Der BFH hat mit dem Grundsatzurteil vom 12. 1. 2011 (Az. I R 3/10, DB 2011 S. 914) entschieden, dass für die fünfjährige Mindestlaufzeit des Gewinnabführungsvertrags (GAV) Zeitjahre maßgeblich sind. Seit mehr als 30 Jahren war die Rechtsfrage umstritten und hatte in den letzten Jahren zu zahlreichen hohen Steuernachforderungen geführt, wenn ertragsteuerliche Organschaftsverhältnisse deswegen gescheitert waren.

Die Frage, ob für die Mindestlaufzeit des GAV von Zeit- oder Wirtschaftsjahren auszugehen ist, war bislang in der Fachliteratur umstritten.

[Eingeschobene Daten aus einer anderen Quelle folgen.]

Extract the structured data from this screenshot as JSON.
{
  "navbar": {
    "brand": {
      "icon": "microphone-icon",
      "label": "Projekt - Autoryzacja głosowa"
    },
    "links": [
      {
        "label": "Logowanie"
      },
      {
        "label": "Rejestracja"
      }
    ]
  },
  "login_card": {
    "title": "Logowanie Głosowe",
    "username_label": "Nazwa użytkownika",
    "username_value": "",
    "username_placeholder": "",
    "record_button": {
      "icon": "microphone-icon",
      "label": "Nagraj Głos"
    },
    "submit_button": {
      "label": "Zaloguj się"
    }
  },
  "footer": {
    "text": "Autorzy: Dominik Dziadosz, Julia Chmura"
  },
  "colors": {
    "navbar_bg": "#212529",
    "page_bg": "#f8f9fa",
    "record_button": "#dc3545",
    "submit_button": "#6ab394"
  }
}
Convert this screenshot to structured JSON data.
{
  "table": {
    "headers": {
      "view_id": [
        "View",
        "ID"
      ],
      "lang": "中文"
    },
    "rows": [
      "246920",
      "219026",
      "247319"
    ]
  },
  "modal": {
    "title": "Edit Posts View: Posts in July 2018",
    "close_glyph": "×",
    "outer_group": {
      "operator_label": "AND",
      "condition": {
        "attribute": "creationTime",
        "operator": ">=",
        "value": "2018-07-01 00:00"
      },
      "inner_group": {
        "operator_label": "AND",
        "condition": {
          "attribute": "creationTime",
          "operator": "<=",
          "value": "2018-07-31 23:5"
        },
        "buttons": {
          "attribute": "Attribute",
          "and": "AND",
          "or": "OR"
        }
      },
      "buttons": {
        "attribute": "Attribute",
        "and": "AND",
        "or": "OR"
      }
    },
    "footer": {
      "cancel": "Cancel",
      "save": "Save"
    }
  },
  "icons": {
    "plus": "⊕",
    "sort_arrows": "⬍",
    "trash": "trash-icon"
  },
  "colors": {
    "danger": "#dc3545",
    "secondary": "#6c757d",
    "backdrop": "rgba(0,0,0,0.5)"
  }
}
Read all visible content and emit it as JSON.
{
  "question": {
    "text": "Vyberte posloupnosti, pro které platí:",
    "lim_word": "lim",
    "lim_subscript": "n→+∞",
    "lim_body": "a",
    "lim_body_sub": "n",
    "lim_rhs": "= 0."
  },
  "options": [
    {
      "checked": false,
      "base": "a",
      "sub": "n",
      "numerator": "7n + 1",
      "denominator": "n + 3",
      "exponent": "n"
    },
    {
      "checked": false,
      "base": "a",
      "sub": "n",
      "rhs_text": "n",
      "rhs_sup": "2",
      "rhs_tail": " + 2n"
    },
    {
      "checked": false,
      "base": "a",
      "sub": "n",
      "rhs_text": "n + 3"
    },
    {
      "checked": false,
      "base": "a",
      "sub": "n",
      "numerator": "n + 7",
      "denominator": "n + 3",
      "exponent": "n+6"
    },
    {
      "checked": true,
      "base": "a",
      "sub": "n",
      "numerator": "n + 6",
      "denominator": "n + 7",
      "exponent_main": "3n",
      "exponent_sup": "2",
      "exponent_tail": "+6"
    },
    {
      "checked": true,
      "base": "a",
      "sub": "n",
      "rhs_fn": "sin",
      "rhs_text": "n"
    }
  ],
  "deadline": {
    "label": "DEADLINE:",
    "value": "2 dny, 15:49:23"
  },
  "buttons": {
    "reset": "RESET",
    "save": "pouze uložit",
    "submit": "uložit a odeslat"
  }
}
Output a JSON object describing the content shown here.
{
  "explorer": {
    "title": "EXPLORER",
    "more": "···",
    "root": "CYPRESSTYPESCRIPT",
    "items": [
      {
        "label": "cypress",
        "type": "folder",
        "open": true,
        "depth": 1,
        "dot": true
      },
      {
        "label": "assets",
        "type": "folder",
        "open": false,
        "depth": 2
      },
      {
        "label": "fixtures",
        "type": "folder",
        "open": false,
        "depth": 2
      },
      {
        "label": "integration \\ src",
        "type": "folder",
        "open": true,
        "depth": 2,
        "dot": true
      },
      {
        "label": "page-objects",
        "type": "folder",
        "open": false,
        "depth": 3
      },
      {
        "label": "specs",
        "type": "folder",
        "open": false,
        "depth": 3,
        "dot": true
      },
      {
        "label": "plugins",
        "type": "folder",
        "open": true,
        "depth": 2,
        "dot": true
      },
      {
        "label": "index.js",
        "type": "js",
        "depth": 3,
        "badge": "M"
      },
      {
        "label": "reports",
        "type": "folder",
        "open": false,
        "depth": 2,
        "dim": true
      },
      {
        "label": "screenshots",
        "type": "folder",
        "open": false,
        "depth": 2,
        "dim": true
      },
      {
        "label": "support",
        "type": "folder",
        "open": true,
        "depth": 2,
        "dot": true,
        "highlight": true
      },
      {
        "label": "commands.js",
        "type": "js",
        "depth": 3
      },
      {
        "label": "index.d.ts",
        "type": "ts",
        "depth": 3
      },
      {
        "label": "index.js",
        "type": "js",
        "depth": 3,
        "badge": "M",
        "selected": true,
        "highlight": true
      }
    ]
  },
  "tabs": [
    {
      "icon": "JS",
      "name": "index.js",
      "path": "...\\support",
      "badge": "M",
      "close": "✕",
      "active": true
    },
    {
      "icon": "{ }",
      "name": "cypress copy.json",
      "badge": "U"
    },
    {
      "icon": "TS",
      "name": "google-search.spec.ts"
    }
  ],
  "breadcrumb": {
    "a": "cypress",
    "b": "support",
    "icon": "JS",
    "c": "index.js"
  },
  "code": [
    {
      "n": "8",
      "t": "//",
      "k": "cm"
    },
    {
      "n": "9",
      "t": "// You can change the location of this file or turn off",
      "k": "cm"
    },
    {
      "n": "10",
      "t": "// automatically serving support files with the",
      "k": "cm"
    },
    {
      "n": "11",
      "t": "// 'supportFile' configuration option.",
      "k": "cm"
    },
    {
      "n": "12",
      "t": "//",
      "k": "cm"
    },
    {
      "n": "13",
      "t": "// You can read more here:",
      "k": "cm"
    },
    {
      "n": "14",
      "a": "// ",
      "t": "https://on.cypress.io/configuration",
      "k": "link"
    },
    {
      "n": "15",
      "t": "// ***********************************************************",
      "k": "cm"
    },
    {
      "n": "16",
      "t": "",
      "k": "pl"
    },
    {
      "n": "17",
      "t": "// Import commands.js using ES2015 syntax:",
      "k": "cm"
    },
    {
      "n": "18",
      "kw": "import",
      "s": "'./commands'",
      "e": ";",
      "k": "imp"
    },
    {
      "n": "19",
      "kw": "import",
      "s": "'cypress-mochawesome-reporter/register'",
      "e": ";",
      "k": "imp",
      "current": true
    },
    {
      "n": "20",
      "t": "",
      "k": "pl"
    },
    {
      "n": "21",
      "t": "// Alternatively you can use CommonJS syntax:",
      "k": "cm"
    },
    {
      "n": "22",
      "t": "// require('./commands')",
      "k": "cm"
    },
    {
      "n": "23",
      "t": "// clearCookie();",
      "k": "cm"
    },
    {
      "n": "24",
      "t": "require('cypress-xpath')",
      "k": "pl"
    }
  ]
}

Vereinzelte Finanzgerichtsurteile kamen erst in den letzten Jahren zu unterschiedlichen Ergebnissen. Wenn bei der Gestaltung einer Organschaft alles glatt lief und der Vertrag mindestens fünf reguläre Wirtschaftsjahre galt, spielte die Frage keine Rolle. Doch bei einem Rumpfwirtschaftsjahr zu Beginn, in der Mitte oder am Ende der Laufzeit des GAV wurde es kritisch, da die meisten Unternehmensverträge diese Besonderheiten nicht abdecken. Die Körperschaftsteuerrichtlinien haben zwar seit 1985 eine Laufzeit von fünf vollen Jahren verlangt, damit ein Rumpfwirtschaftsjahr nicht mehr als volles Kalenderjahr gezählt werden konnte. Doch in der Praxis wurden überholte Vertragsmuster oder ältere Verträge als Vorlage verwendet, die diese Besonderheiten nicht erfasst hatten. Und schon war es um die Organschaft geschehen.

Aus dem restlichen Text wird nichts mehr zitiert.